‘A Russian IT manufacturer may itself carry out offensive operations, be forced to attack target systems against its will,’ says Federal Office for Information Security
Germany’s Federal Office for Information Security (BSI) has warned against the use of anti-malware software from the Russian vendor Kaspersky
The federal agency put out a notice [German] advising organisations that are using Kaspersky’s security products to seek out BSI-approved replacements.
In the statement, the BSI says that the actions of Russia’s military and intelligence services in invading Ukraine and the subsequent threats made by the Russia against the EU, NATO and Germany are “associated with a considerable risk of a successful IT attack”.
It continues: “A Russian IT manufacturer may itself carry out offensive operations, be forced to attack target systems against its will, or itself be spied upon as a victim of a cyber operation without its knowledge, or be misused as a tool for attacks against its own customers.”

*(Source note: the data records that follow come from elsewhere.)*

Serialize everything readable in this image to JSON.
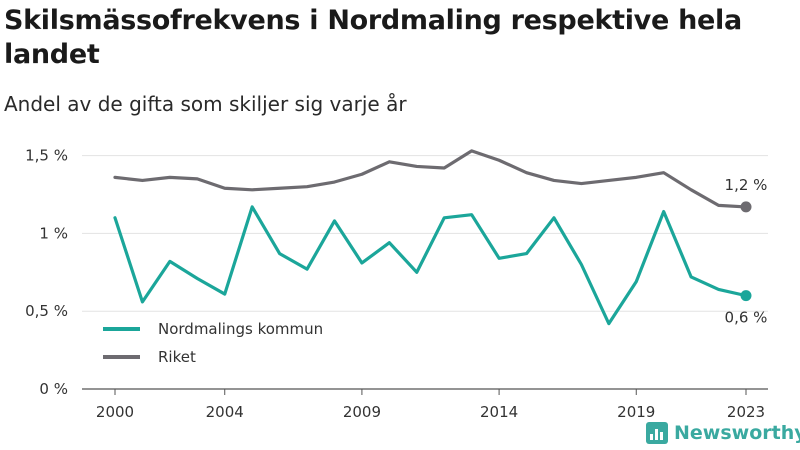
{
  "header": {
    "title": "Skilsmässofrekvens i Nordmaling respektive hela landet",
    "subtitle": "Andel av de gifta som skiljer sig varje år"
  },
  "brand": {
    "name": "Newsworthy"
  },
  "chart_data": {
    "type": "line",
    "x": [
      2000,
      2001,
      2002,
      2003,
      2004,
      2005,
      2006,
      2007,
      2008,
      2009,
      2010,
      2011,
      2012,
      2013,
      2014,
      2015,
      2016,
      2017,
      2018,
      2019,
      2020,
      2021,
      2022,
      2023
    ],
    "xticks": [
      2000,
      2004,
      2009,
      2014,
      2019,
      2023
    ],
    "yticks": [
      {
        "value": 0,
        "label": "0 %"
      },
      {
        "value": 0.5,
        "label": "0,5 %"
      },
      {
        "value": 1.0,
        "label": "1 %"
      },
      {
        "value": 1.5,
        "label": "1,5 %"
      }
    ],
    "ylim": [
      0,
      1.6
    ],
    "grid": true,
    "legend_position": "bottom-left",
    "series": [
      {
        "name": "Nordmalings kommun",
        "color": "#1ba69a",
        "end_label": "0,6 %",
        "values": [
          1.1,
          0.56,
          0.82,
          0.71,
          0.61,
          1.17,
          0.87,
          0.77,
          1.08,
          0.81,
          0.94,
          0.75,
          1.1,
          1.12,
          0.84,
          0.87,
          1.1,
          0.8,
          0.42,
          0.69,
          1.14,
          0.72,
          0.64,
          0.6
        ]
      },
      {
        "name": "Riket",
        "color": "#6d6b70",
        "end_label": "1,2 %",
        "values": [
          1.36,
          1.34,
          1.36,
          1.35,
          1.29,
          1.28,
          1.29,
          1.3,
          1.33,
          1.38,
          1.46,
          1.43,
          1.42,
          1.53,
          1.47,
          1.39,
          1.34,
          1.32,
          1.34,
          1.36,
          1.39,
          1.28,
          1.18,
          1.17
        ]
      }
    ]
  }
}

BSI specifically warns about the possibility of anti-virus software being disabled by a malicious party prior to an attack.
“If IT security products and, in particular, antivirus software were to be switched off without preparation, they might be left defenseless against attacks from the Internet,” it says.
A Kaspersky spokesperson responded to the BSI’s warning, saying it was a political measure and not based on any technical evaluation of its products.
“Kaspersky is a privately held global cybersecurity company, and as a private company, Kaspersky has no ties to the Russian or any other government,” the spokesperson said, adding that the firm has moved its data processing infrastructure to Switzerland.
“We assure our partners and customers of the quality and integrity of our products and will work with the BSI to clarify the decision and address any concerns raised by the BSI or other regulators.”
The US banned government agencies from using Kaspersky solutions in 2017, with the UK also forbidding its use in sensitive systems. The European Parliament followed suit in 2018, branding the firm’s software as “malicious” due to the alleged link of the company with Russian intelligence.
The company’s founder Eugene Kaspersky (pictured) was criticised by members of the security community earlier this month when he struck a neutral stance on the Ukraine conflict. His critics said that maintaining silence on the issue means indirectly backing the Russian government – something that Kaspersky, headquartered in Moscow, may feel compelled to do.